Can construction deliver more than completed projects? A CE Procurement Group discussion, featuring one of the architects of the Construction Playbook, Huda As’ad, examined why outcomes-based contracting could be key to unlocking greater public value.

Key Insights

  • Outcomes over outputs: The discussion highlighted the need to move beyond measuring success by project completion, cost and compliance, and instead focus on outcomes such as improved health, education, environmental performance and overall public value.
  • A core principle that remains underused: Although outcomes-based contracting is central to the Construction Playbook, adoption remains limited. Speakers advocated for performance-focused measures, whole-life value, early supply chain engagement, fairer risk allocation and commercial models that incentivise public-benefit outcomes.
  • Progress requires cultural and client-side change: While pilot projects have demonstrated the benefits of outcome-led approaches, wider implementation is hindered by risk aversion, rigid funding structures, siloed decision-making and inconsistent policy application. Stronger client leadership, improved capability and tools such as the Value Toolkit were identified as key enablers of change.

Discussion summary

A recent CE Procurement Group discussion explored whether outcomes-based contracting can help the built environment deliver more public value. Led by Rebecca Rees, with insights from Huda As’ad, one of the policy architects behind the Construction Playbook, the session examined the difference between procuring for outputs, such as a building delivered to specification, and procuring for outcomes, such as better health, education or environmental performance.

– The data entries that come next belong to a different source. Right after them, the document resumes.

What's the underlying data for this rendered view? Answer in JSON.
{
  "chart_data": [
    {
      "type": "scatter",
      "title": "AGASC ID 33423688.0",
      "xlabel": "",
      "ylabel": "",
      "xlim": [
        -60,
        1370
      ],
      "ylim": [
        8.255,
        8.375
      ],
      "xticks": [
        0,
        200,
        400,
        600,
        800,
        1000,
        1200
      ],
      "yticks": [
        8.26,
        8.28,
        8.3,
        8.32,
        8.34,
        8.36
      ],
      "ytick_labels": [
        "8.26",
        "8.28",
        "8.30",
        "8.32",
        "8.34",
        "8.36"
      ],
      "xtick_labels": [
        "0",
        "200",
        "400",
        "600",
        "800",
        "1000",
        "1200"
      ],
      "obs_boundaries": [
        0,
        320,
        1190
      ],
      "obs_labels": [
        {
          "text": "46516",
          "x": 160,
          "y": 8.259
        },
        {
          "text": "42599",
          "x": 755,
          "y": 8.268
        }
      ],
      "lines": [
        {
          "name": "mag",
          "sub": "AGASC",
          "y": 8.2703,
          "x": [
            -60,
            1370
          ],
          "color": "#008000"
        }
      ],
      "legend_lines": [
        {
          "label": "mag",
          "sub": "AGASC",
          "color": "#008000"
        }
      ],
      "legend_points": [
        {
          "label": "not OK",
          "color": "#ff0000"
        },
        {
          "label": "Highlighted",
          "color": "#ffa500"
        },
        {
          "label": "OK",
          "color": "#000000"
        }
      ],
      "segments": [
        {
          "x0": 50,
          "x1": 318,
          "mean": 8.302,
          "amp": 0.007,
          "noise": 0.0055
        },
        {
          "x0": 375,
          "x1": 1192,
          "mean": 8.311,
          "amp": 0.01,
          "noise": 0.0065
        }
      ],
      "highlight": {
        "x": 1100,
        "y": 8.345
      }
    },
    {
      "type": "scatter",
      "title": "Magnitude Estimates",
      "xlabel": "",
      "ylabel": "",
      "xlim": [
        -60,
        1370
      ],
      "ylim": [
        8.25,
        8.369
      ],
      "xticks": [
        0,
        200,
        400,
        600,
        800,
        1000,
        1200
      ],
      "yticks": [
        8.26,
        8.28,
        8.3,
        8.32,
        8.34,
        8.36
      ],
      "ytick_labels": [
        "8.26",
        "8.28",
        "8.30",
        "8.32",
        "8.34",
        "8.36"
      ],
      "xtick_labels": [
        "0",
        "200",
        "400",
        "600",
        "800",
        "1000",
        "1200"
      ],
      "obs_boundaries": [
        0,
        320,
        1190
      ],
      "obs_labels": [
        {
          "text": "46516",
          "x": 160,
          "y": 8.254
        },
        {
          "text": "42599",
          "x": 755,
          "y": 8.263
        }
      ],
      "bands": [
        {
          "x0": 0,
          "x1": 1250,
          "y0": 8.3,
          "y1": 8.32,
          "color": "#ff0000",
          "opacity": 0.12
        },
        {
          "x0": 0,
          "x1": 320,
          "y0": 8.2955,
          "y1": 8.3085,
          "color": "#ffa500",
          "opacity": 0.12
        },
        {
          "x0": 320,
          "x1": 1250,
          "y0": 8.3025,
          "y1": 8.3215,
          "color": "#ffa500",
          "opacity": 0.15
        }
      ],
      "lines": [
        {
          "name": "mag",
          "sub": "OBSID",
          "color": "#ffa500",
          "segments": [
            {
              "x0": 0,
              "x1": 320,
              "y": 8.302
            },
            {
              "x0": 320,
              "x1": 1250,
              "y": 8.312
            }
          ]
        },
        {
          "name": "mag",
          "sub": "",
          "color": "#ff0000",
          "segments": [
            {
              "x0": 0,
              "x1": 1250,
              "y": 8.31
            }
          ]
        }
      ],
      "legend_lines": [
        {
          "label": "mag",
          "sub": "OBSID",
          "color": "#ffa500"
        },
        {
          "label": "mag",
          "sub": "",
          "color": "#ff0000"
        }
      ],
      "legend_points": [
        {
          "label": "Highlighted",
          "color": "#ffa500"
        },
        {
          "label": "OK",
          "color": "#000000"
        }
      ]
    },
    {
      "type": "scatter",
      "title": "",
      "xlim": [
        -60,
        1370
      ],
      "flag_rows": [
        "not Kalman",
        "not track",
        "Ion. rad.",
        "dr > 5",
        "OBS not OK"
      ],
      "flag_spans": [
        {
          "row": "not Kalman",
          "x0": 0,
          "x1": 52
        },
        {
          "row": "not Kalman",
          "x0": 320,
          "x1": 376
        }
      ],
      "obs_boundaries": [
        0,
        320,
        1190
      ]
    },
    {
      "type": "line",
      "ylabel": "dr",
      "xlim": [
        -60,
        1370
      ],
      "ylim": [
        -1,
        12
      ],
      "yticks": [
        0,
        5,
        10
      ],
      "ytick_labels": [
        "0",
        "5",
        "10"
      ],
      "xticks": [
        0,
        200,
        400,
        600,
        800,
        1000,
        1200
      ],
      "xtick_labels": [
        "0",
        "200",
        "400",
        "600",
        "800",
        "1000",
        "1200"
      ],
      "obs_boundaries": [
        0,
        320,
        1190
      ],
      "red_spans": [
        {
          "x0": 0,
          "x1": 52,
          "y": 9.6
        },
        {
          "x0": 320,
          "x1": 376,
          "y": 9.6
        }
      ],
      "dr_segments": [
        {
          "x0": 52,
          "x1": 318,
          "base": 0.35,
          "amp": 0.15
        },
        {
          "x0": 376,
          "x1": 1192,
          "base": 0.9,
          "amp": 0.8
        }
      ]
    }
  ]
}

The conversation challenged the sector’s tendency to judge success by cost, compliance and completion, rather than by whether projects improve people’s lives.

Speakers argued that outcomes-based contracting sits at the heart of the Construction Playbook, but is still not widely adopted in practice. Huda highlighted the need to move away from narrow technical specifications and towards measures that reflect real-world performance. In schools, for example, that could mean focusing on thermal comfort, building performance and indoor quality as practical proxies for better educational outcomes.

The discussion also reinforced the importance of whole-life value, early supply chain involvement, better risk allocation and commercial models that reward delivery against public goals.

Participants shared examples of pilot projects that had delivered strong results using outcome-led approaches, but agreed that broader uptake remains slow. Barriers included risk-averse client behaviour, rigid funding structures, siloed decision-making and a procurement culture that still favours control over collaboration. There was also frustration that government, as the sector’s biggest client, does not always apply its own policies consistently. The session closed with a practical message: progress is possible, but it will require stronger client leadership, better capability and a willingness to use tools such as the Value Toolkit to take incremental steps towards more collaborative, outcome-focused procurement.